I’ve been worrying about money and making it last for our travels, stressing about managing to pay for things when we’re back, letting my mind wander to the undercurrent of worry about the future and what we’ll do come May. I then berate myself for not “living in the moment” and twist myself into circles by trying to banish those thoughts from my mind. My friends feel a long way away. And all along I’m surrounded by beautiful beaches and the waves crash on and I think that I’ll probably never be here again and I’m wasting my time by worrying.

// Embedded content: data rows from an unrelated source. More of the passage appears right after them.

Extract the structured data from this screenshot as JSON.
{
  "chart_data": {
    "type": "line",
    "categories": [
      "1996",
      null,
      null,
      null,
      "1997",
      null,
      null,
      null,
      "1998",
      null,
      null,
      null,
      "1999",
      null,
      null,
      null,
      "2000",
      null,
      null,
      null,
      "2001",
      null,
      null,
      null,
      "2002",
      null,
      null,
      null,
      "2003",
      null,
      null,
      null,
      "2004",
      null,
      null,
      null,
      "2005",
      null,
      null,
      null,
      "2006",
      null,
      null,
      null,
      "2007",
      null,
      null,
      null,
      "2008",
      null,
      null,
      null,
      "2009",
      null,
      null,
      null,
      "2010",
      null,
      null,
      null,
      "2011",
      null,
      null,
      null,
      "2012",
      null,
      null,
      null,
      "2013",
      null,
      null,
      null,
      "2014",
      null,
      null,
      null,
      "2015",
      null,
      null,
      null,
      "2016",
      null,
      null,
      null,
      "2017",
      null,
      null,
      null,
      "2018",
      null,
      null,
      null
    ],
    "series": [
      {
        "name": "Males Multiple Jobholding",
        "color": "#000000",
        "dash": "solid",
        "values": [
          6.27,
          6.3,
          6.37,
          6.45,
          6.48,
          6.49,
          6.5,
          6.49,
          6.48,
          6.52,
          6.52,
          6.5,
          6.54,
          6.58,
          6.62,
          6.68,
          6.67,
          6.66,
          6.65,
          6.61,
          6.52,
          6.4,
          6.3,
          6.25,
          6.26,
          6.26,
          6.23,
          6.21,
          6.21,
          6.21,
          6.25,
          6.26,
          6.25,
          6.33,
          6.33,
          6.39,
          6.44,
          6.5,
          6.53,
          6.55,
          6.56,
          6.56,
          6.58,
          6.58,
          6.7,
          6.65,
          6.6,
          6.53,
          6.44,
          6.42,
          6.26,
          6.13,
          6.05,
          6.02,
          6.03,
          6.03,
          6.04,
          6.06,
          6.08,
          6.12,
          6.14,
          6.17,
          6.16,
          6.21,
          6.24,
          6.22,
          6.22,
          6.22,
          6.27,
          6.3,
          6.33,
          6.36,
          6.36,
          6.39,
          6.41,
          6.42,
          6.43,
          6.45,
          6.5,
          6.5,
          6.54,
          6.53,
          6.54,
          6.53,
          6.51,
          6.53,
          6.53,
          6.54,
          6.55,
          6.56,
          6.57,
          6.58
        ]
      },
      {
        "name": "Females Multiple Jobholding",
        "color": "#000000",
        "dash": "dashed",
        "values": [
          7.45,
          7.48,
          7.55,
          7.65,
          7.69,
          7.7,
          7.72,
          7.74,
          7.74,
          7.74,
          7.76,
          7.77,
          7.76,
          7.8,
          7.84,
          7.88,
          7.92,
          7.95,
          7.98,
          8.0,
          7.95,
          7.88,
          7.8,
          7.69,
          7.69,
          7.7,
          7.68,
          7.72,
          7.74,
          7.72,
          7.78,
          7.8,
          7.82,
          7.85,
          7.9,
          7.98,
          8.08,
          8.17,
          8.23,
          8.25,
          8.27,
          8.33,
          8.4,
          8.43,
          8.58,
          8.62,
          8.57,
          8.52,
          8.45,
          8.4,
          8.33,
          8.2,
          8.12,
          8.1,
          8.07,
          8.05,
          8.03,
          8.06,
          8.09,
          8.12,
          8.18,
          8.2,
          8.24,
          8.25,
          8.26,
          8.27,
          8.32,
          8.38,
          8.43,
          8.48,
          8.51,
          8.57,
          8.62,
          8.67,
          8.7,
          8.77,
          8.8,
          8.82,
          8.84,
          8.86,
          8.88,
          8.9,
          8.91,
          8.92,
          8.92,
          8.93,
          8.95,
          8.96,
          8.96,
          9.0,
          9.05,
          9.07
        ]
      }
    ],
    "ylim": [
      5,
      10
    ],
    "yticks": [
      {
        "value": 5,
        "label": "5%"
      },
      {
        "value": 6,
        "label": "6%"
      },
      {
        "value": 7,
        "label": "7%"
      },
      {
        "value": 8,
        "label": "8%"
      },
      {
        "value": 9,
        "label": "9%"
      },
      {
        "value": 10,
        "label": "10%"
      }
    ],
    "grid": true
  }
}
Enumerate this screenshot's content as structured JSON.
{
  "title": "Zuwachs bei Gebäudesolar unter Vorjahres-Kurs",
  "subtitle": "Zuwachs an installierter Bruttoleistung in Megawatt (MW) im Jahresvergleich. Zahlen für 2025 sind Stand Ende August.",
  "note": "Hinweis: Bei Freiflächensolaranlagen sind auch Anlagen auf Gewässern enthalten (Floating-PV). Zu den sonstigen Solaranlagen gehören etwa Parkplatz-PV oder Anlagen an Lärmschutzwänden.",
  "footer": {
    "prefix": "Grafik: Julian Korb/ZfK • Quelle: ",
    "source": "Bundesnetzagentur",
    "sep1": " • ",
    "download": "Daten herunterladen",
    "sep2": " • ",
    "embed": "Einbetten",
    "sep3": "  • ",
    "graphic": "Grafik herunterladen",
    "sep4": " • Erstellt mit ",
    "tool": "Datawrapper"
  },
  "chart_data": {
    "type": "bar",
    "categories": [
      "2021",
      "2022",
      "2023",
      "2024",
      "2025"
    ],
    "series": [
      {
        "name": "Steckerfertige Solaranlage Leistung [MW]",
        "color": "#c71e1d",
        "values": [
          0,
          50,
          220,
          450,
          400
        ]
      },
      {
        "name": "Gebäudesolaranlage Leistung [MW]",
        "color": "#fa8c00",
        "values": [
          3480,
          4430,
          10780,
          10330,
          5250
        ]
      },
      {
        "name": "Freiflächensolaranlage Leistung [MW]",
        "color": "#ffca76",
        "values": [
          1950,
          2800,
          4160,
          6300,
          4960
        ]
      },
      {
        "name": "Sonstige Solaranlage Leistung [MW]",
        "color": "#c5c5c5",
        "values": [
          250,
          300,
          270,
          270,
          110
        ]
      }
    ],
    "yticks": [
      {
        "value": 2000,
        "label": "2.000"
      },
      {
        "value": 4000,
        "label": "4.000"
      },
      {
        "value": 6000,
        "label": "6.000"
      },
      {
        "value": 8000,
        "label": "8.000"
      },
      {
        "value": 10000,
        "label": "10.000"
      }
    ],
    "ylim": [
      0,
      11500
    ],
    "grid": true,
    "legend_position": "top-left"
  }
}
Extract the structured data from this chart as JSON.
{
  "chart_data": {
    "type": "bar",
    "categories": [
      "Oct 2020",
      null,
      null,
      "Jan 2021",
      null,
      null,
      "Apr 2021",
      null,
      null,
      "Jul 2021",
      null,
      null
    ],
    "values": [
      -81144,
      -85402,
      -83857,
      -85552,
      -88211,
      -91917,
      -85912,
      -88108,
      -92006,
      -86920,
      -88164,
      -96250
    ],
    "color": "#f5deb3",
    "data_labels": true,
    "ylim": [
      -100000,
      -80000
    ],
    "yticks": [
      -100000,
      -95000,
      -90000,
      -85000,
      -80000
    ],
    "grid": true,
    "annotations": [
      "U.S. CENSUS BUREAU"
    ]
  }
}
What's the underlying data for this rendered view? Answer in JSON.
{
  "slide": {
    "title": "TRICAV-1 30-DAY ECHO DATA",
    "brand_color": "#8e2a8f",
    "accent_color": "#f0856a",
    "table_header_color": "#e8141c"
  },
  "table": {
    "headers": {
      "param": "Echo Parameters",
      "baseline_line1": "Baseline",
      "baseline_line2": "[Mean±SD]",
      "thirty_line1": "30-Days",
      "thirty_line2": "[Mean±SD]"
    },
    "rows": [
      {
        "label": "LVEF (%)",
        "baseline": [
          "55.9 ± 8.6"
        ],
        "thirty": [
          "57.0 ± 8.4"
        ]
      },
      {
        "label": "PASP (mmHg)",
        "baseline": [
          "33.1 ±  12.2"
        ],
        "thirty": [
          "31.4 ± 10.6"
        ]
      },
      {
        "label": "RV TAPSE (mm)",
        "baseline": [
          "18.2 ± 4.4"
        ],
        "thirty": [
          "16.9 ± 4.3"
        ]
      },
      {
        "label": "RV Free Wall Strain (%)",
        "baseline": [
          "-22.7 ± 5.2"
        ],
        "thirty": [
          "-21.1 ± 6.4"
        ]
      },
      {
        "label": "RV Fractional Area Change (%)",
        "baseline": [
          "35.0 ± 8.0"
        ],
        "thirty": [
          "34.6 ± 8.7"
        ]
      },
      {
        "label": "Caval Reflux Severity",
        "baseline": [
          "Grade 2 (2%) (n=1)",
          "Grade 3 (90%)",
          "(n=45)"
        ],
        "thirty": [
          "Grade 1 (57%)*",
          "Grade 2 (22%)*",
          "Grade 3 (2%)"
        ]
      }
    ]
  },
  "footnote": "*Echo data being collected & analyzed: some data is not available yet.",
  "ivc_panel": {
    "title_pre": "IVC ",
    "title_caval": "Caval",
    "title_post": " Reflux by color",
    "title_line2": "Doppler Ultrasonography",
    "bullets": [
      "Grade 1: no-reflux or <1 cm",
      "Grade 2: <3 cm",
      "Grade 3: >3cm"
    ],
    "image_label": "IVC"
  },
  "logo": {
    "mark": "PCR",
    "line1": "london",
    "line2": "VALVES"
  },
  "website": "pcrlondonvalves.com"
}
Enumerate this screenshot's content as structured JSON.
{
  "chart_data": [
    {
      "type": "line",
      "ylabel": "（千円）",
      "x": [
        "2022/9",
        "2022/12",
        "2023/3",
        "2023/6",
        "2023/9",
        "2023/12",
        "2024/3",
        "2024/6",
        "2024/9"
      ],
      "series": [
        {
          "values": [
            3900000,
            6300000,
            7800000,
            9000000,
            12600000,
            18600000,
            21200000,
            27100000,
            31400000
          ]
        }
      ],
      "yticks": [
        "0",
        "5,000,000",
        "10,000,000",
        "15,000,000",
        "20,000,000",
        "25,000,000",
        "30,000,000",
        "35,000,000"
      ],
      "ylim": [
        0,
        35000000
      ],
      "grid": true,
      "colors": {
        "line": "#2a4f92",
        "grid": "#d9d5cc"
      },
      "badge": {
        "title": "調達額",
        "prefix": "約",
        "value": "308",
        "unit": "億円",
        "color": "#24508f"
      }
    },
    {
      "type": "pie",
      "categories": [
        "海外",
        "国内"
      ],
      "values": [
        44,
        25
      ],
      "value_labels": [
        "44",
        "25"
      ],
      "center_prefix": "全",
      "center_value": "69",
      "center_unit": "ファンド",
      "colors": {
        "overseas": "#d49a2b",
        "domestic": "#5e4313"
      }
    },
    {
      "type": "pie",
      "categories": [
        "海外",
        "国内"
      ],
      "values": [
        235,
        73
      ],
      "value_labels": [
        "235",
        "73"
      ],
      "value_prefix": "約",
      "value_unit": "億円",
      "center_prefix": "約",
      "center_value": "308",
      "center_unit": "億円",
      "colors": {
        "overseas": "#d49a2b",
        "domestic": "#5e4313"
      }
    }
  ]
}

There’s a saying I like that goes something like “sweat, tears, the sea: salt water cures everything”. I walk to the water and let the ocean soak up the tears that have been sitting behind my burning eyelids. I come back and Moz puts his arms around me, holds me tight. As I sit on the towel on one of those little beach coves scribbling this into my battered notebook, I worry that if I write and publish this how it’ll be perceived at home, by those expecting just a usual chatty blog about what we’ve seen and done. But I can’t not write it.
I woman from somewhere behind calls out a high-pitched “woo-ooo”, the sound my mum makes to attract someone’s attention, and so alike her is the noise that I turn my head to check it isn’t her on this beach in Brazil. I’m looking forward to seeing my mum.
After these thoughts, I get up early in the mornings before people are up to do yoga in the garden. The hostel cat comes and curls up on my mat while I’m stretching. As I walk upstairs later, I pad through a patch of warm sunlight on the wooden floorboards. Little things make me smile: a man shaving in the wing mirror of his motorbike, a small cupboard which turns out to be a book exchange of sunworn faded novels, a guy unloading a pile of coconuts from the belly of a bus.
The next day we’re back at Prainha and this time is just Moz and I. It’s funny how even when you know what is coming is beautiful and that it might be diminished somehow it’s still just as gorgeous. The sun is high and hot by mid morning and we find a spot in the shade, watch the palm trees moving in the breeze, the gentle clicking of the fronds. There are guys playing keepy-uppy on the hard sand, someone doing yoga in the distance and surfers out on the big waves, dropping behind and down into the water. It’s nice to bob around in the shallows, dipping my head under and feeling the water move through my scalp and hair, coming up eyes full of sand and sunlight. There are tiny monkeys in the trees as we walk back together and reggae music coming from the open windows of a bar.